Another major issue is the way transit authorities tend to be governed and funded in the US. They're often prone to political disagreements between cities and suburbs, or between city and state governments, or between multiple states. The two-party system doesn't exactly lead to coalition-building.
Take Philly for example: SEPTA regional rail has been through-running since the mid 80s, which is great, and the network is fairly well-aligned with population centers and employment centers. But year after year, SEPTA is consistently in a state of utter crisis, typically due to lack of funding.
Crossrail (aka Elizabeth line) was being talked about or built the whole two decades I lived there but opened after I left.
The city is very much not-flat, with significant altitude differences, a lot of already existing infrastructure under the surface (three extant lines of metro with fourth one being built, some road tunnels, parking spaces etc.), and a major river must be crossed. Plus, the rocks underneath are fractured and finicky. It isn't a nice big slab of granite, but a mixture of sediments, water and various primordial rocks. Quite hellish to put tunnels into.
This is confusing.
Subway is already a kind of train.
You mean to say that the train partly runs underground?

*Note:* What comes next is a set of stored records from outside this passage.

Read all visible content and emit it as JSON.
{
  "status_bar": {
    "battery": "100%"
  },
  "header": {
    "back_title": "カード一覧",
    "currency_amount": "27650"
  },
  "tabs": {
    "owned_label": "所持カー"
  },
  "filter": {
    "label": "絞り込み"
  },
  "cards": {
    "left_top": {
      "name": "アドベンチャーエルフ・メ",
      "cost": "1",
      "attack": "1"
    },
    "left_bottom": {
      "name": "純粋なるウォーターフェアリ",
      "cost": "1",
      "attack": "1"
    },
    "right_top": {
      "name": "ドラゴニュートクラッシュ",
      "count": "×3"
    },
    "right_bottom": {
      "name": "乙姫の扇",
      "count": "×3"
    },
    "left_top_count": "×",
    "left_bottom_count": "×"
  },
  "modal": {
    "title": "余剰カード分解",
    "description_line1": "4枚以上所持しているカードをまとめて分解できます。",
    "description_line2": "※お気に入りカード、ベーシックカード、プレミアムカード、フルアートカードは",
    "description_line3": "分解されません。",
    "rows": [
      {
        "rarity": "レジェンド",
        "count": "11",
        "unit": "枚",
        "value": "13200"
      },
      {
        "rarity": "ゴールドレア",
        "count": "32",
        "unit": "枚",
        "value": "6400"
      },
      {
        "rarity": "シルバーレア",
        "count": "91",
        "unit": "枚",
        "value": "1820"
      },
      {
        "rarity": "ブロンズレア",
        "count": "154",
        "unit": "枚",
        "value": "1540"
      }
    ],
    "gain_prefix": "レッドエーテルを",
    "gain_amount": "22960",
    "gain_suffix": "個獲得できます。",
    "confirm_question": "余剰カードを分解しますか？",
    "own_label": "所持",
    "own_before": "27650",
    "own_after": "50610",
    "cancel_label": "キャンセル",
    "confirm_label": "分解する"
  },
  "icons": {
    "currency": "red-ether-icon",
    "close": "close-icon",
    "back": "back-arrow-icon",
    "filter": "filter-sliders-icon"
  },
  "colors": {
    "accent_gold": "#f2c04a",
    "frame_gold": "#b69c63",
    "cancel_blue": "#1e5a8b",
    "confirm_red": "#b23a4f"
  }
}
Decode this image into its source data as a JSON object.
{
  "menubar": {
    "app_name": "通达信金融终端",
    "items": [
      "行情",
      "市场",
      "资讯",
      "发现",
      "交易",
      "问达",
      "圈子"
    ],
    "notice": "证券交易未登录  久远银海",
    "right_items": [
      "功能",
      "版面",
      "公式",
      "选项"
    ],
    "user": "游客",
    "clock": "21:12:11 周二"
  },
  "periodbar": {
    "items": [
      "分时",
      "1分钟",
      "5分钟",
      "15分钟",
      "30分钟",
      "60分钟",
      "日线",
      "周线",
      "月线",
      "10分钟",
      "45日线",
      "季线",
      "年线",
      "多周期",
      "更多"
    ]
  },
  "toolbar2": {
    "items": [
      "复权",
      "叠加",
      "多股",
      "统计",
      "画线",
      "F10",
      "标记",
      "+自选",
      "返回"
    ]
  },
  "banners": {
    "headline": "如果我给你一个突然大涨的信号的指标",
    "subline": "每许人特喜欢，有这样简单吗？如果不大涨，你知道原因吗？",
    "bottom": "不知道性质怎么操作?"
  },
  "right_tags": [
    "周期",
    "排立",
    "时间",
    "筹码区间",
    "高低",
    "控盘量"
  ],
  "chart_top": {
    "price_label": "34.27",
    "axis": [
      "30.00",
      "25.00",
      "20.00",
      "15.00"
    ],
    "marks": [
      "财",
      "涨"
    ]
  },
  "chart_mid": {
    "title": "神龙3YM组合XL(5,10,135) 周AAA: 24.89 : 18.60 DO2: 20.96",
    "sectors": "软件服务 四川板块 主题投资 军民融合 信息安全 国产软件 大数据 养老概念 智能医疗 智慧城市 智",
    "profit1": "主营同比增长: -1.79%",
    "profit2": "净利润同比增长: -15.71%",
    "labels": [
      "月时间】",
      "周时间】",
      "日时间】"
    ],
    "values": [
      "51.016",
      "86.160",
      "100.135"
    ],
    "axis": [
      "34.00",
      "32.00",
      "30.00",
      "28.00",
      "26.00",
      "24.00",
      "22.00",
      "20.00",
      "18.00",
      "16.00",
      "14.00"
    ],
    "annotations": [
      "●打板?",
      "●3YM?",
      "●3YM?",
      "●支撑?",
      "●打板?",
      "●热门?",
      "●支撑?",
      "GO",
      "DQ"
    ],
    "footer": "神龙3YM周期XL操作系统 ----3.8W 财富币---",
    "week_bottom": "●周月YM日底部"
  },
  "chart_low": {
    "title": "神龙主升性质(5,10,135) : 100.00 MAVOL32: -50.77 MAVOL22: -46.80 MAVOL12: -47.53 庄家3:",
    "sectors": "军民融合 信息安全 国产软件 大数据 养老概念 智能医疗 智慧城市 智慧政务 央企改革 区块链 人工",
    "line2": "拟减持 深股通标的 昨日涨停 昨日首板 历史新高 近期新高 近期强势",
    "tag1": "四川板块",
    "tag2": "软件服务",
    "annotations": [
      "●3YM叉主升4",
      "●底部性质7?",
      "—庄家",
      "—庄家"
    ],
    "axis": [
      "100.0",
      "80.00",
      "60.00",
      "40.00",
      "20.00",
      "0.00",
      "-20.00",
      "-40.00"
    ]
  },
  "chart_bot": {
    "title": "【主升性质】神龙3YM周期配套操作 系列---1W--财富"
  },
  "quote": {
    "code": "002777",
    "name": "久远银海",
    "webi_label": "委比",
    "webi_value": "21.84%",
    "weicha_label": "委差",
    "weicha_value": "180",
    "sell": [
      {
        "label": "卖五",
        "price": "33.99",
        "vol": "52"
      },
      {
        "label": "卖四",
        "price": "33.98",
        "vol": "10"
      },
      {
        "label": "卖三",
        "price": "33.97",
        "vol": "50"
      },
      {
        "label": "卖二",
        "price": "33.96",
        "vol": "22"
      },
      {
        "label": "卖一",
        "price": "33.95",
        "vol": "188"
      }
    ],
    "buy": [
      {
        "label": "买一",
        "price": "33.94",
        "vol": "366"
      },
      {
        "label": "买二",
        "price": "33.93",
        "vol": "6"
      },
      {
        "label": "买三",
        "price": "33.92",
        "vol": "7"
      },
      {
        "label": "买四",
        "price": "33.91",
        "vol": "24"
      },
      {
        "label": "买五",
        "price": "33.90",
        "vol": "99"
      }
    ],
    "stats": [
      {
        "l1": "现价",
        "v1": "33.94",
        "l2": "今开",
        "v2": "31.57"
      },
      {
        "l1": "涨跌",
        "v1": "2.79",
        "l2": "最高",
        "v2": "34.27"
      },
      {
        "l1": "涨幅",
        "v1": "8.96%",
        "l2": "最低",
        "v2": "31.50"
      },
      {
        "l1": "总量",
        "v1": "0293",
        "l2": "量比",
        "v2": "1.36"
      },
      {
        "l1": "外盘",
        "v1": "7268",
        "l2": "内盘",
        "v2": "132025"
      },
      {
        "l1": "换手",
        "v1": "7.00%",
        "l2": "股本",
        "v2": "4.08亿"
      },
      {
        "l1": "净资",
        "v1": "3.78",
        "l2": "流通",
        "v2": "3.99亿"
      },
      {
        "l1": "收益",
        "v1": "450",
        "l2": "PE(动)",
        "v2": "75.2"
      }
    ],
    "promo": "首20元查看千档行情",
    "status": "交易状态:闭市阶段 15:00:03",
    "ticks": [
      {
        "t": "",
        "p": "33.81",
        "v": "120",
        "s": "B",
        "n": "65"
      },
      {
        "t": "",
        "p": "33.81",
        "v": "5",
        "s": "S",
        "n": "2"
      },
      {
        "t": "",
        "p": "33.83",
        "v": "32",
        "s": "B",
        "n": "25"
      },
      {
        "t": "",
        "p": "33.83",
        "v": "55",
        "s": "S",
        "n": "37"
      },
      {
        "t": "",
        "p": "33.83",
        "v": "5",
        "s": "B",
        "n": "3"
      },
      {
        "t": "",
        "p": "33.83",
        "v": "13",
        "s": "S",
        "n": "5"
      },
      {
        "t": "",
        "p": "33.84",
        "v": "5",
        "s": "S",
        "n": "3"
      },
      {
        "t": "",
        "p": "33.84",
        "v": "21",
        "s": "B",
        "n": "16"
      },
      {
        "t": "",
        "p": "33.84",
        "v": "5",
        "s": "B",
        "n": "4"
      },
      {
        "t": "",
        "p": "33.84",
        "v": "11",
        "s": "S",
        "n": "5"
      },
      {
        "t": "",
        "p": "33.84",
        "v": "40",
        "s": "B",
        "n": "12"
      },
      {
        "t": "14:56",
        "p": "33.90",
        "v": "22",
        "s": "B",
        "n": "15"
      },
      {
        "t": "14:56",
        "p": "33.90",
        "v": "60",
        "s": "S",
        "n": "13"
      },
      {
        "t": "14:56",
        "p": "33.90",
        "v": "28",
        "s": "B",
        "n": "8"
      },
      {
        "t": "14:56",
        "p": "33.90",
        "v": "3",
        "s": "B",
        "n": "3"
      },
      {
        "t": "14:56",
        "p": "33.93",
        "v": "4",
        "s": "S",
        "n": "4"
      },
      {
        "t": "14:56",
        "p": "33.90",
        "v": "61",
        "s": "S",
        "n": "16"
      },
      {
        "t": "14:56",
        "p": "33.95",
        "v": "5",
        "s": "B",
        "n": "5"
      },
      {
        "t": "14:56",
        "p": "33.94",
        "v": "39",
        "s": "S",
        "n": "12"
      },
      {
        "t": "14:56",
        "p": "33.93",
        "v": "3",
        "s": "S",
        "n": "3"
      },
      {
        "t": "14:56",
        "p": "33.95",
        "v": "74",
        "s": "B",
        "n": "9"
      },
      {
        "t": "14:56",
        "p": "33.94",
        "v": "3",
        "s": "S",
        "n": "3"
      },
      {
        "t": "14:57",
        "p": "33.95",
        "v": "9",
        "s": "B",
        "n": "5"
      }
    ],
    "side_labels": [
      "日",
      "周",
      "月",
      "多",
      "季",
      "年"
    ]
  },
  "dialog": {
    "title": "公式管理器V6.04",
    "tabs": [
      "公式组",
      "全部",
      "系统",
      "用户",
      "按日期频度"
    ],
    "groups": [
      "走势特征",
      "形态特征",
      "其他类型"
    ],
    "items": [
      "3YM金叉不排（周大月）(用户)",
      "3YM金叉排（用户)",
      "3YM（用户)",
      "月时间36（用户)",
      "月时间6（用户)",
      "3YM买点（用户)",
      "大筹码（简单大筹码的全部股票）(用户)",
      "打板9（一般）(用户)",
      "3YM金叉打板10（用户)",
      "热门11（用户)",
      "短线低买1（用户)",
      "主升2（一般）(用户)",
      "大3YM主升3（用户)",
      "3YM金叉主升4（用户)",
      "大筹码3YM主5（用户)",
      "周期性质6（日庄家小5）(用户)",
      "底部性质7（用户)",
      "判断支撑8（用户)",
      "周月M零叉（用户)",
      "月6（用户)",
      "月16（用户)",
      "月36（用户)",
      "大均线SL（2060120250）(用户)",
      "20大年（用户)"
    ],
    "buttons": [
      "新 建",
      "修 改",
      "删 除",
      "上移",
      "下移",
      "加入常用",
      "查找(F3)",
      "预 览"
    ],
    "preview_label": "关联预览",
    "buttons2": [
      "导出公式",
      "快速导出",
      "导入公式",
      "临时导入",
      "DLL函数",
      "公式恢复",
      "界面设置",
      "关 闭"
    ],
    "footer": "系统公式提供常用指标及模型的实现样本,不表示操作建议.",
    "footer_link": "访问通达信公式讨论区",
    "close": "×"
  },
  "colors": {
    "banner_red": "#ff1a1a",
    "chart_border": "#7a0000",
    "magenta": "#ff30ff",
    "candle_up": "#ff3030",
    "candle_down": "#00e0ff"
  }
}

That is pretty common. I actually can't remember any city where airport connecting train does not do the same at some point or another.
What's kinda interesting is does that train classify as metro transit that goes slightly beyond city to airport and such (making many stops all the way) or distance intercity train that happens to stop both at airport and city? Or does it change this classification? That would be actually unusual.
I suppose a subway train with rail only supply that goes overground sometimes is more dangerous because it is easier to accidentally step on a rail and rail is powered?
Anyone who lives on the outskirts of London near a big commuter station knows that pain: 15 minutes to get into the centre, and another 25 to get anywhere else.
absurdo•5h ago
It’s an okay article but there’s no real magic to it. It amounts to wordy trivia and you spend your time reading it as I have at your peril. Zero-calorie content is easily forgotten.